Thanks for sharing your story. There is a huge need for more compassionate, less restrictive care for patients who suffer these symptoms. I worked an inpatient psychiatric unit as a group counselor and tech for a couple years. Thankfully, the staff and hospital were committed to trying to provide that kind of care. Restraints were kept to an absolute minimum. Even then, there are problems. As you say, a locked unit that feels very punishing for someone who can’t help being ill seems very wrong and there’s gotta be a better solution.
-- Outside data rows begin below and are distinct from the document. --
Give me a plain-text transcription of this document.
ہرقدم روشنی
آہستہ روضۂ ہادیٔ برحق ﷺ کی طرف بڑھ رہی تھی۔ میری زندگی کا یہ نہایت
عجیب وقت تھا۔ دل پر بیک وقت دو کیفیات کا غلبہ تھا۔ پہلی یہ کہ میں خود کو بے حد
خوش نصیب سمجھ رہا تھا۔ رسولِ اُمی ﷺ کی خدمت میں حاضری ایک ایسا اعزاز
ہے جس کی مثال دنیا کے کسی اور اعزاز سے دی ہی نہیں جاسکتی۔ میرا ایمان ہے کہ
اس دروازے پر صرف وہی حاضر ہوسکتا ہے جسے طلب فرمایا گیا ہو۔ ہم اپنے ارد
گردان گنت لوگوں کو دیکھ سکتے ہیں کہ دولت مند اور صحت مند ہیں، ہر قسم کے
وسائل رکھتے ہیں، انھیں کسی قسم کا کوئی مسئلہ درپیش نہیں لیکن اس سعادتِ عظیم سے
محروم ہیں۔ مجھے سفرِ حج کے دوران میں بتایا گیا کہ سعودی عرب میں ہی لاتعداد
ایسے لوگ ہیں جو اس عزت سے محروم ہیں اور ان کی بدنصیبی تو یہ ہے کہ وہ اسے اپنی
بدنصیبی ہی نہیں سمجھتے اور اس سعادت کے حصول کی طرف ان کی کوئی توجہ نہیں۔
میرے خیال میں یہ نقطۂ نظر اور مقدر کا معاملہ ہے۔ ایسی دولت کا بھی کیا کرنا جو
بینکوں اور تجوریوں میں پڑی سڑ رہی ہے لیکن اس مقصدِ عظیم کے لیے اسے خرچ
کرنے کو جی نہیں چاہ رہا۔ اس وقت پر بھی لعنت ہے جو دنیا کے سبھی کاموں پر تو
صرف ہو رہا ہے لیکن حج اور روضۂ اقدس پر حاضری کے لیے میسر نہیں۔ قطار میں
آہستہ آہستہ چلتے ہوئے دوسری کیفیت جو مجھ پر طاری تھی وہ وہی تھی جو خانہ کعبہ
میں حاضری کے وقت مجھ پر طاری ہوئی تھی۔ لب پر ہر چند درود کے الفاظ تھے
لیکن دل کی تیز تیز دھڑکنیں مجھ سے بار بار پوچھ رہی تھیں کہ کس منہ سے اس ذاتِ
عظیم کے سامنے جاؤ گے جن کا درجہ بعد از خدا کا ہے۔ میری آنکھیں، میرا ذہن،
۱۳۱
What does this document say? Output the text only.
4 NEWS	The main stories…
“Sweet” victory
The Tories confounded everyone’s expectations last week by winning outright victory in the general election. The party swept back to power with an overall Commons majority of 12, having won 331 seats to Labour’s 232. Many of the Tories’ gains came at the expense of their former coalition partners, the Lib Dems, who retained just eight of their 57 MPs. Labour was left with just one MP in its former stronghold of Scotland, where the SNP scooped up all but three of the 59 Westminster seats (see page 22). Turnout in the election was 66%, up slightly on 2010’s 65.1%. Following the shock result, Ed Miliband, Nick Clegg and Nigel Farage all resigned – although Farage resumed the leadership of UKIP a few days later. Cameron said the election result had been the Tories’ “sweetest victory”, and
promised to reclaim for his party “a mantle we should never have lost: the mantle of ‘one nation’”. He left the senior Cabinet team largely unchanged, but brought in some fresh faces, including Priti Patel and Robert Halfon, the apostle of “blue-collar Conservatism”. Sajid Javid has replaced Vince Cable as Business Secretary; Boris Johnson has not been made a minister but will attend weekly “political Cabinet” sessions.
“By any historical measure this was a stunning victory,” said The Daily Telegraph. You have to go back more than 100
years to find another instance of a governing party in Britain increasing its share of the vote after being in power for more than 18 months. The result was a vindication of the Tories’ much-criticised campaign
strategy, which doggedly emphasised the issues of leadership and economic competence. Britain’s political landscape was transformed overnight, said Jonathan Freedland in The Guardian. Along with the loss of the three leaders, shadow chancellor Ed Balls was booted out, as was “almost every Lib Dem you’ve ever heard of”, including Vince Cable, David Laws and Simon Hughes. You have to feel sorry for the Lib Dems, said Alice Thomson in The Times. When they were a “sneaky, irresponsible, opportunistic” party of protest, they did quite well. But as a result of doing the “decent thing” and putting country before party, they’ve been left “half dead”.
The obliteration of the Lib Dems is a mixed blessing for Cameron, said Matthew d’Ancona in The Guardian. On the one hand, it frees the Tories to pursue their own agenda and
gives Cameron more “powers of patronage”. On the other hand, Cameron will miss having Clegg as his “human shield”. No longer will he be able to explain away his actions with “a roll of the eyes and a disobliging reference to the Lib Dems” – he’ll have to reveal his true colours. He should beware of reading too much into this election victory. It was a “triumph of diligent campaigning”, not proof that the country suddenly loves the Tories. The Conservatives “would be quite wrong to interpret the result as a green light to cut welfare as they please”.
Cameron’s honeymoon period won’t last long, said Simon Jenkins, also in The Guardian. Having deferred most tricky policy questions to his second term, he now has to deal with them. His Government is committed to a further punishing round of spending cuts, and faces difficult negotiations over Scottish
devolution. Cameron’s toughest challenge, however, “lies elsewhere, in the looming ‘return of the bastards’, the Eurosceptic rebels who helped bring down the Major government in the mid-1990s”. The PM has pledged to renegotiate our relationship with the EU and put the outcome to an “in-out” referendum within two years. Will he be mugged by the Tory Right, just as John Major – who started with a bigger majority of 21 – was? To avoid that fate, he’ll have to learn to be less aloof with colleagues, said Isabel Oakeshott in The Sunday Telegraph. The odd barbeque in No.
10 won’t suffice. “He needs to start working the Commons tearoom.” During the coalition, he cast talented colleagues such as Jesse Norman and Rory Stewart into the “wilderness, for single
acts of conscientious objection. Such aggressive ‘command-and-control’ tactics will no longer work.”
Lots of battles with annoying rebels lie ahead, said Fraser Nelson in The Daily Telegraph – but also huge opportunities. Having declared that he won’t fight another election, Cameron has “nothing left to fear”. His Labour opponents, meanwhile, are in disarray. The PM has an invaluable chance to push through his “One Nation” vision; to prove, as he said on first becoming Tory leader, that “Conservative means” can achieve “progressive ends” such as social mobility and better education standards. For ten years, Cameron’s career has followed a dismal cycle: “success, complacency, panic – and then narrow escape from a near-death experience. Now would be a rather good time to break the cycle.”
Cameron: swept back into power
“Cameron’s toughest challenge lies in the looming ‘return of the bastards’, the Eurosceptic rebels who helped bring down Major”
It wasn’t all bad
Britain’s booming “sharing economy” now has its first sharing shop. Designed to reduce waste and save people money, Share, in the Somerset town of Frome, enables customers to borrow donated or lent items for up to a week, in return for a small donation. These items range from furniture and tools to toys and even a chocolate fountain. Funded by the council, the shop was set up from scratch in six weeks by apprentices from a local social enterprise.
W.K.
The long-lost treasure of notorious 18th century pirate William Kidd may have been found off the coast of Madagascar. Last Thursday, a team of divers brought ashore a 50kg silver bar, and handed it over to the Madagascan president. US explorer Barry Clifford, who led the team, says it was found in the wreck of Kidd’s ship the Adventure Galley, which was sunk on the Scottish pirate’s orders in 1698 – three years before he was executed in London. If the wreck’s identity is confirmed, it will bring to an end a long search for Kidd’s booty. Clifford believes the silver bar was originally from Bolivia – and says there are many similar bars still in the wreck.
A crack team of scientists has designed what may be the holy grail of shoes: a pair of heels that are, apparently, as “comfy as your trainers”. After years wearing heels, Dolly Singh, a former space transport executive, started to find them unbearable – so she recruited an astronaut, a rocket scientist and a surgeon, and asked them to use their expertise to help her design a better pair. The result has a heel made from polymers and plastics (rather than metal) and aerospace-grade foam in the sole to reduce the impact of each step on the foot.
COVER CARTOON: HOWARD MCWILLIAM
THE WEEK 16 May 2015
This is so interesting! My experiences sound almost like a day spa compared to yours. Granted, I am young, my first hospitalization was in 2020, and I live in one of the most liberal states (WA) in one of the most liberal cities in the US. I’m not saying the psych ward didn’t mess me up because it did that and more, but I am saying that I think progress is being made. I have schizoaffective disorder and have gone in once for my first psychotic episode and the second time for a manic episode. My stays were no longer than 8 days. They get you in, get you stabilized, and get you out as quick as possible. This does create a rotator effect, however, especially for people without support systems. I try not to make friends there but I am friendly.
I am so sorry you have lived these experiences. What a ride it is, eh?